Like all clients coming into therapy, they have a story to tell; therefore they need someone to become an active listener, and to validate what has happened to them. To my mind, it is the validation of the person’s experience that is vital from the very beginning. These clients are not mad, however, frequently they appear highly strung or nervous, and their levels of fear may be high, while their level of self-esteem is low. Often they present with obsessive compulsive behaviours, phobias, panic attacks, so at times they may actually feel that they are going mad. They may experience insomnia, and may have underlying eating disorders, so you may notice they are either under weight (as a means of having some control), or overweight (as a result of eating to self-comfort).
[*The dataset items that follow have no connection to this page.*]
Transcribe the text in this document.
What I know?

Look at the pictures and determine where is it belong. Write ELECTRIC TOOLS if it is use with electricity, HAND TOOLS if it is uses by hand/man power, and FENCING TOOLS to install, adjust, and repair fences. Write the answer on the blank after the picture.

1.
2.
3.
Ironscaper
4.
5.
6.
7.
You will find yourself working with emotions involving shock, anger, fear, and guilt. Often the victim will be suffering from Post Traumatic Stress Disorder (PTSD), or Complex Post Traumatic Stress Disorder; Symptoms of PTSD are often grouped into (one of) three main categories:
1. Re-living (flashbacks, hallucinations, nightmares etc),
2. Avoiding (people, places, thoughts, loss of interest etc),
3. Increased Arousal (excessive emotions, problems relating, difficulty in sleeping and concentration, outbursts of anger, anxiousness, panic attacks etc).
You may also notice that your client is inclined to "dissociate" while you are talking to them. That is, it seems as if the client is tending to "compartmentalize their experience."; in so doing, they may appear to be detached from their emotions, body, or immediate surroundings, this experience is called derealization."